The story quotes an independent expert who seems generally supportive of antidepressant therapy for hot flashes. While we don’t think it would have been difficult to find someone with a more skeptical take on the results, which would have added value for readers, the story did enough to satisfy this aspect of the criterion.
(UPDATED COMMENT INSERTED ON 2/24/11: We originally but erroneously wrote that this story failed to disclose potential conflicts of interest. But it actually did, when it stated: “The study was funded by the National Institute on Aging and other sources. Freeman reports having received research support from Forest Laboratories Inc., and other pharmaceutical companies that make antidepressants. For this study, Forest, which makes escitalopram, provided the drug and placebo pills but no funding.”)

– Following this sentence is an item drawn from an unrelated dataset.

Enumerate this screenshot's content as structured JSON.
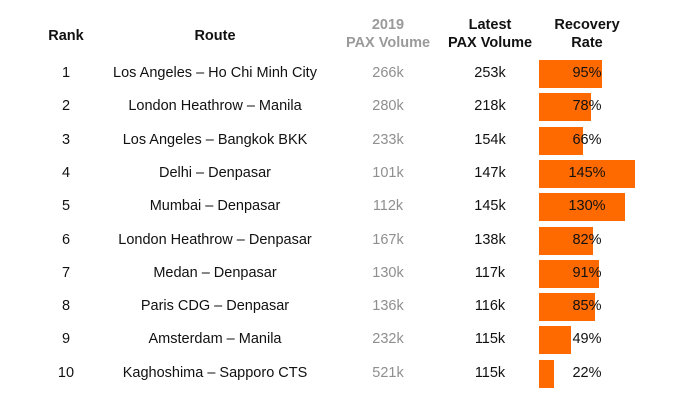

The story mentions that hormone therapy is another treatment option for hot flashes, but it doesn’t provide enough information to allow the reader to compare the two approaches. The story should have mentioned that hormone therapy seems to be more effective than antidepressants at reducing hot flash symptoms, although the risks may also be greater. It also could have mentioned that complementary and alternative medicine approaches are often used for hot flashes.
The story notes that other antidepressants have been studied for the treatment of hot flashes, with conflicting results. It quotes a doctor who says that antidepressants are sometimes used clinically for hot flashes.
The story included interviews with one of the study researchers and an independent source. It did not rely excessively on a press release.